You’ve probably heard how ransomware has attacked businesses and their operations (Equifax of late), but individuals are a major target as well. Unlike businesses most people don’t have the know-how to get rid of the ransomware on their own and often end up paying to get their data back. Therefore, you have to focus on prevention.
Given its potential impact, here are three important facts on ransomware you should understand as you take steps to protect yourself and your files.
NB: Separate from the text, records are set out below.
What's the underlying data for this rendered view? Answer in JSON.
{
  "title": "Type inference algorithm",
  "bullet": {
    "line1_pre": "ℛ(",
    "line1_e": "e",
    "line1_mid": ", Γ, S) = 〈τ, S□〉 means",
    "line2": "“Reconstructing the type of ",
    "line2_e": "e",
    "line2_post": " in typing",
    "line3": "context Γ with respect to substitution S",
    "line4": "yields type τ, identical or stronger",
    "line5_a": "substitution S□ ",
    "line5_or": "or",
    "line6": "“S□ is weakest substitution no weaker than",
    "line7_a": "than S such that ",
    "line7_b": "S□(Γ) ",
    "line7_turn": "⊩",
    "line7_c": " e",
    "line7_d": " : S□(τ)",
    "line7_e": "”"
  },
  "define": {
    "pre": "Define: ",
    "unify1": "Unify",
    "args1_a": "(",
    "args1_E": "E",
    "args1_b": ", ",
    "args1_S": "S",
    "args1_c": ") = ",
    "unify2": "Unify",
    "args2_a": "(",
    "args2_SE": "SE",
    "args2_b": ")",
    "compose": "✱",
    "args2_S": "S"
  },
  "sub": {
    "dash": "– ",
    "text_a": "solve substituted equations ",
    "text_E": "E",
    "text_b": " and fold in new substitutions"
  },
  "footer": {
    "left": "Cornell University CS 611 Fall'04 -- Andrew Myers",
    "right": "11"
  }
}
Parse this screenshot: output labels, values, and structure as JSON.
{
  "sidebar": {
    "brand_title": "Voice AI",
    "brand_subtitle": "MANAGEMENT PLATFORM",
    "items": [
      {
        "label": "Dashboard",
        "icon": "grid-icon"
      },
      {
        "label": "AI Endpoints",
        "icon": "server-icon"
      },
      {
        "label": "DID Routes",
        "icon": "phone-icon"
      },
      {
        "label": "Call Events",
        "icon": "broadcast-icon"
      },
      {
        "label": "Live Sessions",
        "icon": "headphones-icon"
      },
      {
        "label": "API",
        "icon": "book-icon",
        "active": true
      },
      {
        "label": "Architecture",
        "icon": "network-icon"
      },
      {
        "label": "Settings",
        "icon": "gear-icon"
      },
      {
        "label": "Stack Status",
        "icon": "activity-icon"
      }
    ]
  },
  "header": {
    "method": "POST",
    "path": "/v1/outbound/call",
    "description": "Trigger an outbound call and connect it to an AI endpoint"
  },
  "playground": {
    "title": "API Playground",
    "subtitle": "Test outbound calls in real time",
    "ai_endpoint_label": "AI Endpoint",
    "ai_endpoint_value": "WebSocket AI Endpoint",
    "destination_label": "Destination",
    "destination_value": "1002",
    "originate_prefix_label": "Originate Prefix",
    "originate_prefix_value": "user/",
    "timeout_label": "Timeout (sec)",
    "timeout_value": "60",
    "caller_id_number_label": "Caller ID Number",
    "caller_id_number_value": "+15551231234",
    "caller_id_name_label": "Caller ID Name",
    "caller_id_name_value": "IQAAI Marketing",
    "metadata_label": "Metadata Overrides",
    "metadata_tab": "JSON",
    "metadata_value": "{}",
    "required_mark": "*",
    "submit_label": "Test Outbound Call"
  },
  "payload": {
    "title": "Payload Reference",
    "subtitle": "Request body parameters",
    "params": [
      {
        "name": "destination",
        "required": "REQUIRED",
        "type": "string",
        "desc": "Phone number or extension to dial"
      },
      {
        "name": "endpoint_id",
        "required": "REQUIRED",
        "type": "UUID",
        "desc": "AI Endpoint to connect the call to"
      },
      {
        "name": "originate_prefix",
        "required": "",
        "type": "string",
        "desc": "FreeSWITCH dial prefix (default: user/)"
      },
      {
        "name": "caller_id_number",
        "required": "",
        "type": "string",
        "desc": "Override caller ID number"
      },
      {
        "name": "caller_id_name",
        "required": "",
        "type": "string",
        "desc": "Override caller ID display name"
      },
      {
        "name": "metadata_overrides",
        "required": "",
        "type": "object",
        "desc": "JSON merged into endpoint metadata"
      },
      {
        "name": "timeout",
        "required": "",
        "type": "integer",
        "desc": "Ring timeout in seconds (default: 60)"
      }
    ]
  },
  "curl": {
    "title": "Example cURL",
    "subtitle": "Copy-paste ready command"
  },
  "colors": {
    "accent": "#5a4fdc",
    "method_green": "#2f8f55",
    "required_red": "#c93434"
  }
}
Phishing Is the source of most ransomware
Most ransomware attacks come from phishing emails. There’s a good chance that those sketchy-looking messages pretending to be from your bank or another company contain some type of malware, and it could be ransomware. Your best bet? Use security software to block phishing emails, and if any slip through, ignore and delete.
Hackers target out-of-date software
Getting those notices to update your computer or mobile device software can be annoying, but hackers are constantly looking for vulnerabilities that they can exploit in software. Ransomware is most likely to take hold on devices don’t aren’t running the most up-to-date versions of software. Installing updates can mean the difference between an infected device and blissful ignorance of malware.
All connected devices are at risk
Finally, it’s not just your computer that’s at risk for ransomware. Any connected devices — smartphones, tablets, even your smart TV or thermostat. That’s right — hackers could hold your thermostat hostage, raising or lowering the temperature by a few degrees for every hour you don’t pay.